C’est tip-taupe… à Gueux !

Gueux, le 24 janvier 2017 :

Gueux est un bien un territoire à taupes, c’est historique, et je ne parle évidemment pas des personnes infiltrées ou même qui pensent l’être. L’expression T’as l’bonjour de la taupe est peut-être née sur l’ancien terrain de foot du village, situé à la place du collège ou encore celui qui fut temporairement sur le paddock du circuit.

Si les footballeurs redoutent les taupes, ce n’est rien à côté des jardiniers et des amateurs de beau gazon. J’avais eu cependant l’impression qu’elles se faisaient rares et avaient décidé d’abandonner le village, mais elles semblent être revenues en force à l’automne dernier pour s’installer durablement, notamment devant la Gendarmerie. Ne cherchez pas de rapport, il n’y en a pas !

Il serait quand même intéressant de s’assurer qu’il s’agit bien de taupes (Talpa Europaea) et non pas de rats-taupiers, encore appelés campagnols terrestres (Arvicola terrestris) parce que les dégâts occasionnés aux cultures, aux vergers et aux pelouses par ces derniers ne sont pas du tout les mêmes ! C’est un énorme mangeur de racines qui se reproduit à grande vitesse (2 à 6 petits, 4 à 5 fois par an).  Si c’est le cas, il conviendrait de veiller à ce que la prolifération des campagnols terrestres localement ne constitue pas une menace pour notre écosystème.

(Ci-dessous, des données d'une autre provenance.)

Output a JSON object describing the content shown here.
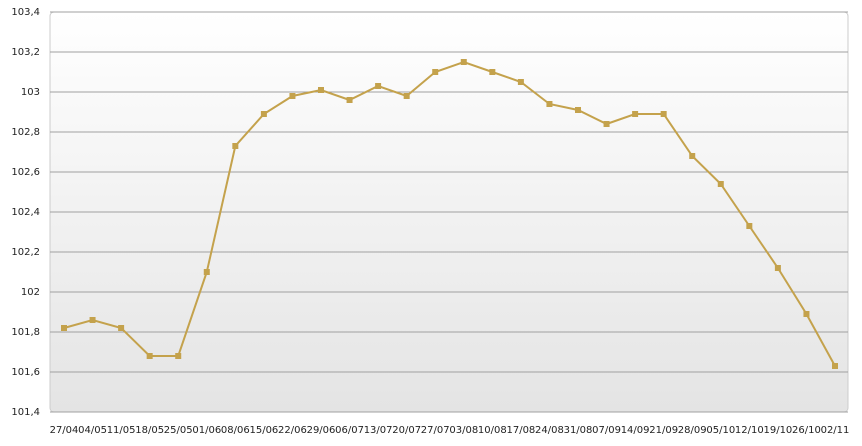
{
  "chart_data": {
    "type": "line",
    "categories": [
      "27/04",
      "04/05",
      "11/05",
      "18/05",
      "25/05",
      "01/06",
      "08/06",
      "15/06",
      "22/06",
      "29/06",
      "06/07",
      "13/07",
      "20/07",
      "27/07",
      "03/08",
      "10/08",
      "17/08",
      "24/08",
      "31/08",
      "07/09",
      "14/09",
      "21/09",
      "28/09",
      "05/10",
      "12/10",
      "19/10",
      "26/10",
      "02/11"
    ],
    "series": [
      {
        "color": "#c4a24c",
        "values": [
          101.82,
          101.86,
          101.82,
          101.68,
          101.68,
          102.1,
          102.73,
          102.89,
          102.98,
          103.01,
          102.96,
          103.03,
          102.98,
          103.1,
          103.15,
          103.1,
          103.05,
          102.94,
          102.91,
          102.84,
          102.89,
          102.89,
          102.68,
          102.54,
          102.33,
          102.12,
          101.89,
          101.63
        ]
      }
    ],
    "ylim": [
      101.4,
      103.4
    ],
    "yticks": [
      {
        "value": 101.4,
        "label": "101,4"
      },
      {
        "value": 101.6,
        "label": "101,6"
      },
      {
        "value": 101.8,
        "label": "101,8"
      },
      102,
      {
        "value": 102.2,
        "label": "102,2"
      },
      {
        "value": 102.4,
        "label": "102,4"
      },
      {
        "value": 102.6,
        "label": "102,6"
      },
      {
        "value": 102.8,
        "label": "102,8"
      },
      103,
      {
        "value": 103.2,
        "label": "103,2"
      },
      {
        "value": 103.4,
        "label": "103,4"
      }
    ],
    "grid": true
  }
}
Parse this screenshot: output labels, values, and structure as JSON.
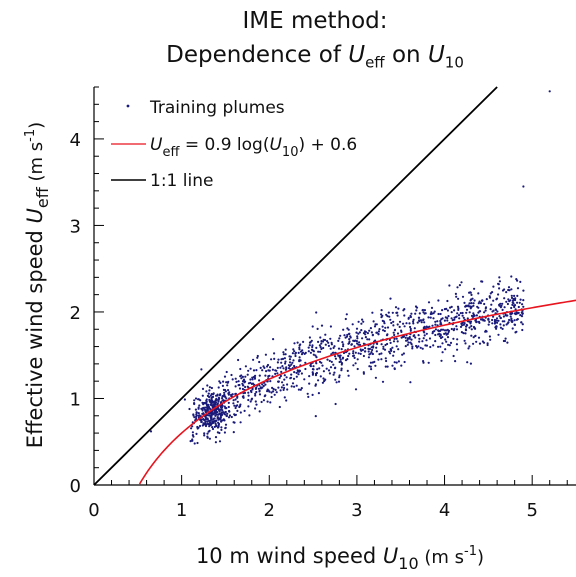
{
  "chart_data": {
    "type": "scatter",
    "title_line1": "IME method:",
    "title_line2_prefix": "Dependence of ",
    "title_var1": "U",
    "title_var1_sub": "eff",
    "title_mid": " on ",
    "title_var2": "U",
    "title_var2_sub": "10",
    "xlabel_prefix": "10 m wind speed ",
    "xlabel_var": "U",
    "xlabel_sub": "10",
    "xlabel_unit": " (m s",
    "xlabel_unit_exp": "-1",
    "xlabel_unit_end": ")",
    "ylabel_prefix": "Effective wind speed ",
    "ylabel_var": "U",
    "ylabel_sub": "eff",
    "ylabel_unit": "  (m s",
    "ylabel_unit_exp": "-1",
    "ylabel_unit_end": ")",
    "xlim": [
      0,
      5.5
    ],
    "ylim": [
      0,
      4.6
    ],
    "xticks": [
      0,
      1,
      2,
      3,
      4,
      5
    ],
    "yticks": [
      0,
      1,
      2,
      3,
      4
    ],
    "legend": {
      "placement": "top-left",
      "entries": [
        {
          "label": "Training plumes",
          "color": "#1a1a7a"
        },
        {
          "label_prefix": "",
          "label_var": "U",
          "label_sub": "eff",
          "label_mid": " = 0.9 log(",
          "label_var2": "U",
          "label_sub2": "10",
          "label_end": ") + 0.6",
          "color": "#e8141e"
        },
        {
          "label": "1:1 line",
          "color": "#000000"
        }
      ]
    },
    "series": [
      {
        "kind": "scatter",
        "color": "#1a1a7a",
        "outliers": [
          [
            0.65,
            0.62
          ],
          [
            4.9,
            3.45
          ],
          [
            5.2,
            4.55
          ]
        ]
      },
      {
        "kind": "fit",
        "color": "#e8141e",
        "a": 0.9,
        "b": 0.6,
        "x_start": 0.52,
        "x_end": 5.5
      },
      {
        "kind": "identity",
        "color": "#000000",
        "x": [
          0,
          4.6
        ],
        "y": [
          0,
          4.6
        ]
      }
    ]
  }
}
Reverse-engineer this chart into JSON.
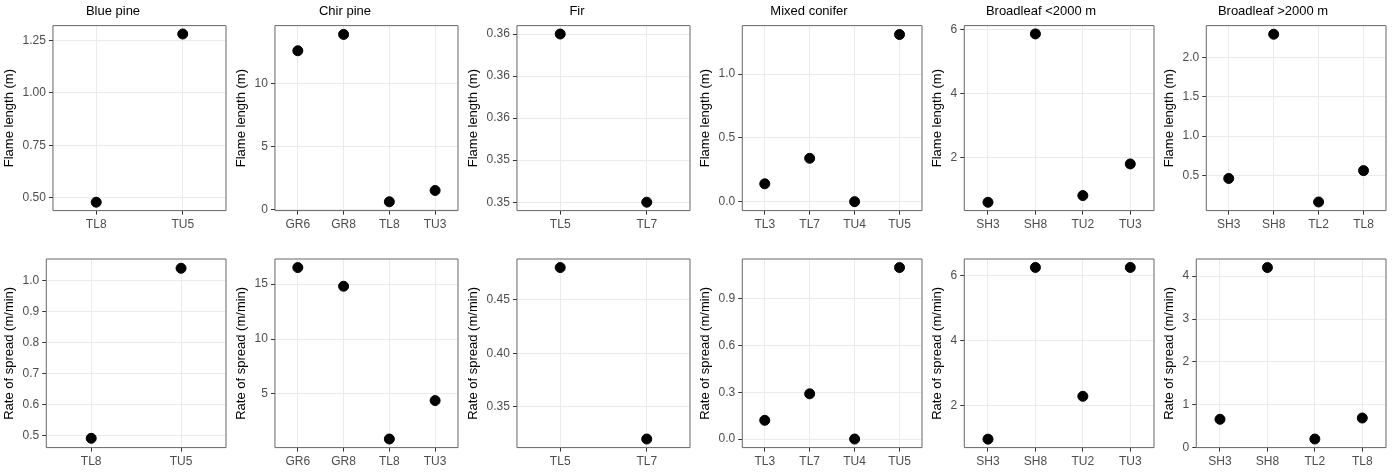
{
  "chart_data": [
    {
      "type": "scatter",
      "title": "Blue pine",
      "ylabel": "Flame length (m)",
      "categories": [
        "TL8",
        "TU5"
      ],
      "values": [
        0.48,
        1.28
      ],
      "color": "#000000",
      "marker": "circle",
      "grid": true,
      "ylim": [
        0.44,
        1.32
      ],
      "yticks": [
        {
          "value": 0.5,
          "label": "0.50"
        },
        {
          "value": 0.75,
          "label": "0.75"
        },
        {
          "value": 1,
          "label": "1.00"
        },
        1.25
      ]
    },
    {
      "type": "scatter",
      "title": "Chir pine",
      "ylabel": "Flame length (m)",
      "categories": [
        "GR6",
        "GR8",
        "TL8",
        "TU3"
      ],
      "values": [
        12.6,
        13.9,
        0.6,
        1.5
      ],
      "color": "#000000",
      "marker": "circle",
      "grid": true,
      "ylim": [
        -0.1,
        14.6
      ],
      "yticks": [
        0,
        5,
        10
      ]
    },
    {
      "type": "scatter",
      "title": "Fir",
      "ylabel": "Flame length (m)",
      "categories": [
        "TL5",
        "TL7"
      ],
      "values": [
        0.36,
        0.35
      ],
      "color": "#000000",
      "marker": "circle",
      "grid": true,
      "ylim": [
        0.3495,
        0.3605
      ],
      "yticks": [
        0.35,
        {
          "value": 0.3525,
          "label": "0.35"
        },
        {
          "value": 0.355,
          "label": "0.36"
        },
        {
          "value": 0.3575,
          "label": "0.36"
        },
        0.36
      ]
    },
    {
      "type": "scatter",
      "title": "Mixed conifer",
      "ylabel": "Flame length (m)",
      "categories": [
        "TL3",
        "TL7",
        "TU4",
        "TU5"
      ],
      "values": [
        0.14,
        0.34,
        0,
        1.31
      ],
      "color": "#000000",
      "marker": "circle",
      "grid": true,
      "ylim": [
        -0.07,
        1.38
      ],
      "yticks": [
        {
          "value": 0,
          "label": "0.0"
        },
        0.5,
        {
          "value": 1,
          "label": "1.0"
        }
      ]
    },
    {
      "type": "scatter",
      "title": "Broadleaf <2000 m",
      "ylabel": "Flame length (m)",
      "categories": [
        "SH3",
        "SH8",
        "TU2",
        "TU3"
      ],
      "values": [
        0.59,
        5.86,
        0.8,
        1.79
      ],
      "color": "#000000",
      "marker": "circle",
      "grid": true,
      "ylim": [
        0.33,
        6.12
      ],
      "yticks": [
        2,
        4,
        6
      ]
    },
    {
      "type": "scatter",
      "title": "Broadleaf >2000 m",
      "ylabel": "Flame length (m)",
      "categories": [
        "SH3",
        "SH8",
        "TL2",
        "TL8"
      ],
      "values": [
        0.46,
        2.3,
        0.16,
        0.56
      ],
      "color": "#000000",
      "marker": "circle",
      "grid": true,
      "ylim": [
        0.05,
        2.41
      ],
      "yticks": [
        0.5,
        {
          "value": 1,
          "label": "1.0"
        },
        1.5,
        {
          "value": 2,
          "label": "2.0"
        }
      ]
    },
    {
      "type": "scatter",
      "ylabel": "Rate of spread (m/min)",
      "categories": [
        "TL8",
        "TU5"
      ],
      "values": [
        0.49,
        1.04
      ],
      "color": "#000000",
      "marker": "circle",
      "grid": true,
      "ylim": [
        0.46,
        1.07
      ],
      "yticks": [
        0.5,
        0.6,
        0.7,
        0.8,
        0.9,
        {
          "value": 1,
          "label": "1.0"
        }
      ]
    },
    {
      "type": "scatter",
      "ylabel": "Rate of spread (m/min)",
      "categories": [
        "GR6",
        "GR8",
        "TL8",
        "TU3"
      ],
      "values": [
        16.5,
        14.8,
        0.9,
        4.4
      ],
      "color": "#000000",
      "marker": "circle",
      "grid": true,
      "ylim": [
        0.12,
        17.28
      ],
      "yticks": [
        5,
        10,
        15
      ]
    },
    {
      "type": "scatter",
      "ylabel": "Rate of spread (m/min)",
      "categories": [
        "TL5",
        "TL7"
      ],
      "values": [
        0.48,
        0.32
      ],
      "color": "#000000",
      "marker": "circle",
      "grid": true,
      "ylim": [
        0.312,
        0.488
      ],
      "yticks": [
        0.35,
        {
          "value": 0.4,
          "label": "0.40"
        },
        0.45
      ]
    },
    {
      "type": "scatter",
      "ylabel": "Rate of spread (m/min)",
      "categories": [
        "TL3",
        "TL7",
        "TU4",
        "TU5"
      ],
      "values": [
        0.12,
        0.29,
        0,
        1.1
      ],
      "color": "#000000",
      "marker": "circle",
      "grid": true,
      "ylim": [
        -0.055,
        1.155
      ],
      "yticks": [
        {
          "value": 0,
          "label": "0.0"
        },
        0.3,
        0.6,
        0.9
      ]
    },
    {
      "type": "scatter",
      "ylabel": "Rate of spread (m/min)",
      "categories": [
        "SH3",
        "SH8",
        "TU2",
        "TU3"
      ],
      "values": [
        0.97,
        6.26,
        2.29,
        6.26
      ],
      "color": "#000000",
      "marker": "circle",
      "grid": true,
      "ylim": [
        0.71,
        6.52
      ],
      "yticks": [
        2,
        4,
        6
      ]
    },
    {
      "type": "scatter",
      "ylabel": "Rate of spread (m/min)",
      "categories": [
        "SH3",
        "SH8",
        "TL2",
        "TL8"
      ],
      "values": [
        0.66,
        4.2,
        0.2,
        0.69
      ],
      "color": "#000000",
      "marker": "circle",
      "grid": true,
      "ylim": [
        0,
        4.4
      ],
      "yticks": [
        0,
        1,
        2,
        3,
        4
      ]
    }
  ]
}
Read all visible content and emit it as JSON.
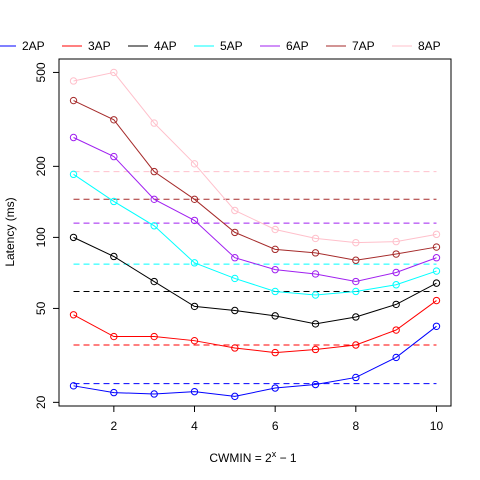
{
  "chart_data": {
    "type": "line",
    "xlabel_base": "CWMIN = 2",
    "xlabel_sup": "x",
    "xlabel_tail": " − 1",
    "ylabel": "Latency (ms)",
    "x": [
      1,
      2,
      3,
      4,
      5,
      6,
      7,
      8,
      9,
      10
    ],
    "xlim": [
      0.64,
      10.36
    ],
    "ylim": [
      19.3,
      570
    ],
    "y_scale": "log",
    "x_ticks": [
      2,
      4,
      6,
      8,
      10
    ],
    "y_ticks": [
      20,
      50,
      100,
      200,
      500
    ],
    "legend_position": "top",
    "series": [
      {
        "name": "2AP",
        "color": "#0000FF",
        "values": [
          23.5,
          22,
          21.7,
          22.2,
          21.2,
          23,
          23.8,
          25.5,
          31,
          42
        ],
        "reference": 24
      },
      {
        "name": "3AP",
        "color": "#FF0000",
        "values": [
          47,
          38,
          38,
          36.5,
          34,
          32.5,
          33.5,
          35,
          40.5,
          54
        ],
        "reference": 35
      },
      {
        "name": "4AP",
        "color": "#000000",
        "values": [
          100,
          83,
          65,
          51,
          49,
          46.5,
          43,
          46,
          52,
          64
        ],
        "reference": 59
      },
      {
        "name": "5AP",
        "color": "#00FFFF",
        "values": [
          185,
          142,
          112,
          78,
          67,
          59,
          57,
          59,
          63,
          72
        ],
        "reference": 77
      },
      {
        "name": "6AP",
        "color": "#A020F0",
        "values": [
          265,
          220,
          145,
          118,
          82,
          73,
          70,
          65,
          71,
          82
        ],
        "reference": 115
      },
      {
        "name": "7AP",
        "color": "#A52A2A",
        "values": [
          380,
          315,
          190,
          145,
          105,
          89,
          86,
          80,
          85,
          91
        ],
        "reference": 145
      },
      {
        "name": "8AP",
        "color": "#FFC0CB",
        "values": [
          460,
          500,
          305,
          205,
          130,
          108,
          99,
          95,
          96,
          103
        ],
        "reference": 190
      }
    ]
  }
}
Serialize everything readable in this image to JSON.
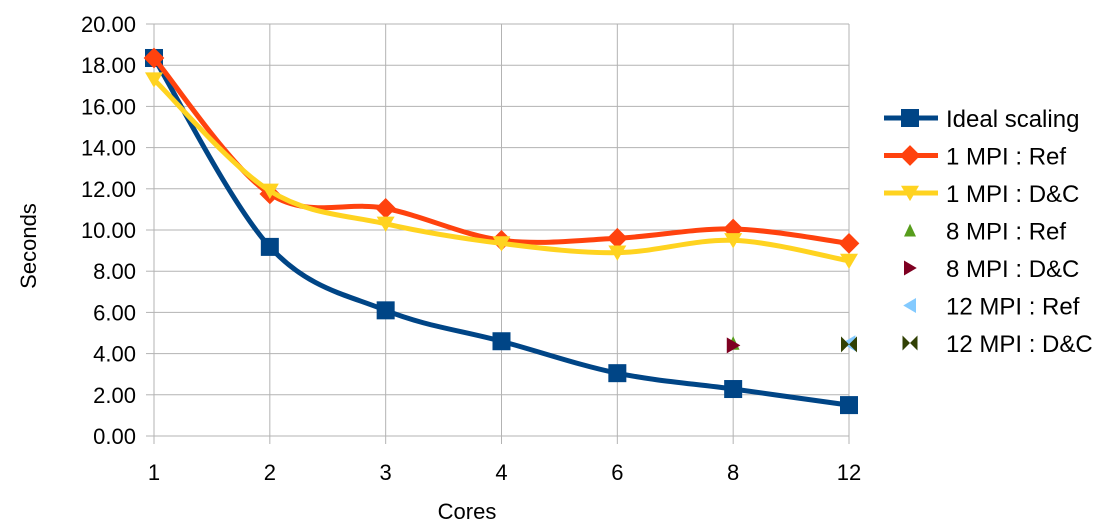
{
  "chart_data": {
    "type": "line",
    "xlabel": "Cores",
    "ylabel": "Seconds",
    "categories": [
      "1",
      "2",
      "3",
      "4",
      "6",
      "8",
      "12"
    ],
    "ylim": [
      0,
      20
    ],
    "yticks": [
      "0.00",
      "2.00",
      "4.00",
      "6.00",
      "8.00",
      "10.00",
      "12.00",
      "14.00",
      "16.00",
      "18.00",
      "20.00"
    ],
    "grid": true,
    "legend_position": "right",
    "series": [
      {
        "name": "Ideal scaling",
        "color": "#004586",
        "marker": "square",
        "line": true,
        "values": [
          18.35,
          9.18,
          6.1,
          4.6,
          3.05,
          2.28,
          1.5
        ]
      },
      {
        "name": "1 MPI : Ref",
        "color": "#ff420e",
        "marker": "diamond",
        "line": true,
        "values": [
          18.35,
          11.75,
          11.05,
          9.5,
          9.6,
          10.05,
          9.35
        ]
      },
      {
        "name": "1 MPI : D&C",
        "color": "#ffd320",
        "marker": "triangle-down",
        "line": true,
        "values": [
          17.3,
          11.9,
          10.3,
          9.35,
          8.9,
          9.5,
          8.5
        ]
      },
      {
        "name": "8 MPI : Ref",
        "color": "#579d1c",
        "marker": "triangle-up",
        "line": false,
        "values": [
          null,
          null,
          null,
          null,
          null,
          4.5,
          null
        ]
      },
      {
        "name": "8 MPI : D&C",
        "color": "#7e0021",
        "marker": "triangle-right",
        "line": false,
        "values": [
          null,
          null,
          null,
          null,
          null,
          4.4,
          null
        ]
      },
      {
        "name": "12 MPI : Ref",
        "color": "#83caff",
        "marker": "triangle-left",
        "line": false,
        "values": [
          null,
          null,
          null,
          null,
          null,
          null,
          4.5
        ]
      },
      {
        "name": "12 MPI : D&C",
        "color": "#314004",
        "marker": "bowtie",
        "line": false,
        "values": [
          null,
          null,
          null,
          null,
          null,
          null,
          4.45
        ]
      }
    ]
  }
}
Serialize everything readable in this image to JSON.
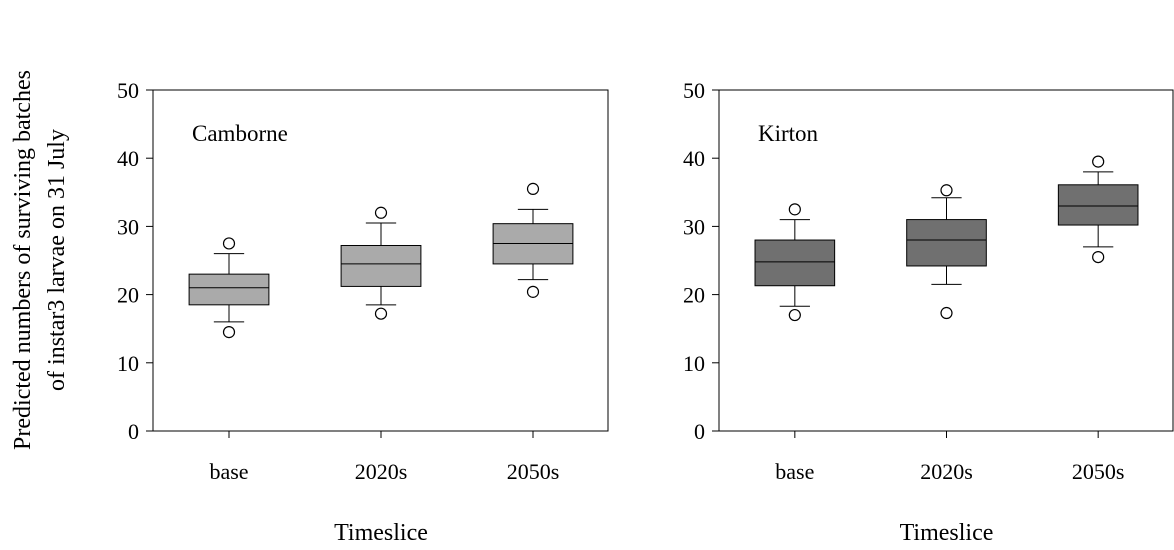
{
  "chart_data": {
    "type": "box",
    "ylabel": "Predicted numbers of surviving batches",
    "ylabel_line2": "of instar3 larvae on 31 July",
    "panels": [
      {
        "label": "Camborne",
        "xlabel": "Timeslice",
        "ylim": [
          0,
          50
        ],
        "yticks": [
          0,
          10,
          20,
          30,
          40,
          50
        ],
        "box_color": "#aaaaaa",
        "categories": [
          "base",
          "2020s",
          "2050s"
        ],
        "boxes": [
          {
            "category": "base",
            "whisker_low": 16,
            "q1": 18.5,
            "median": 21,
            "q3": 23,
            "whisker_high": 26,
            "outliers": [
              14.5,
              27.5
            ]
          },
          {
            "category": "2020s",
            "whisker_low": 18.5,
            "q1": 21.2,
            "median": 24.5,
            "q3": 27.2,
            "whisker_high": 30.5,
            "outliers": [
              17.2,
              32
            ]
          },
          {
            "category": "2050s",
            "whisker_low": 22.2,
            "q1": 24.5,
            "median": 27.5,
            "q3": 30.4,
            "whisker_high": 32.5,
            "outliers": [
              20.4,
              35.5
            ]
          }
        ]
      },
      {
        "label": "Kirton",
        "xlabel": "Timeslice",
        "ylim": [
          0,
          50
        ],
        "yticks": [
          0,
          10,
          20,
          30,
          40,
          50
        ],
        "box_color": "#707070",
        "categories": [
          "base",
          "2020s",
          "2050s"
        ],
        "boxes": [
          {
            "category": "base",
            "whisker_low": 18.3,
            "q1": 21.3,
            "median": 24.8,
            "q3": 28,
            "whisker_high": 31,
            "outliers": [
              17,
              32.5
            ]
          },
          {
            "category": "2020s",
            "whisker_low": 21.5,
            "q1": 24.2,
            "median": 28,
            "q3": 31,
            "whisker_high": 34.2,
            "outliers": [
              17.3,
              35.3
            ]
          },
          {
            "category": "2050s",
            "whisker_low": 27,
            "q1": 30.2,
            "median": 33,
            "q3": 36.1,
            "whisker_high": 38,
            "outliers": [
              25.5,
              39.5
            ]
          }
        ]
      }
    ]
  }
}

Et puis une invasion de rats, même taupiers, à Gueux, ce ne serait pas … top !

Les spécialistes savent faire la différence en observant les monticules de terre faits par les uns ou les autres. Il suffit de leur demander ! 

  • Mettre de la naphtaline dans les tunnels :  la naphtaline est un pesticide chimique nocif, très dangereux pour l’environnement.
  • Enfoncer des branches de rosier dans les galeries : les taupes ne sont pas hémophiles et chercher à les blesser est inutile et cruel.
  • Planter de l’euphorbia lathyris. Cette plante contient un toxique : il ne faut pas couper la plante, ne pas se toucher les yeux ou mettre les doigts dans la bouche après l’avoir manipulée. De plus, l’euphorbe peut envahir votre jardin en très peu de temps. 

Et la chasse ?

Jadis les taupes étaient surtout chassées pour leur fourrure. Il faut environ 400 taupes pour un manteau bas de gamme, et 1600 pour un manteau haut de gamme (on n’utilise alors que la peau du dos de la bestiole !). On faisait aussi des chapeaux.

Il existe encore aujourd’hui, et heureusement, des spécialistes de la chasse à taupes : les taupiers. Certains sont même des professionnels, formés par la très sérieuse E.I.F.T.R.N, Ecole Internationale des Taupiers et Régulateurs de Nuisibles. Ils chassent avec des pièges sélectifs (pinces mécaniques).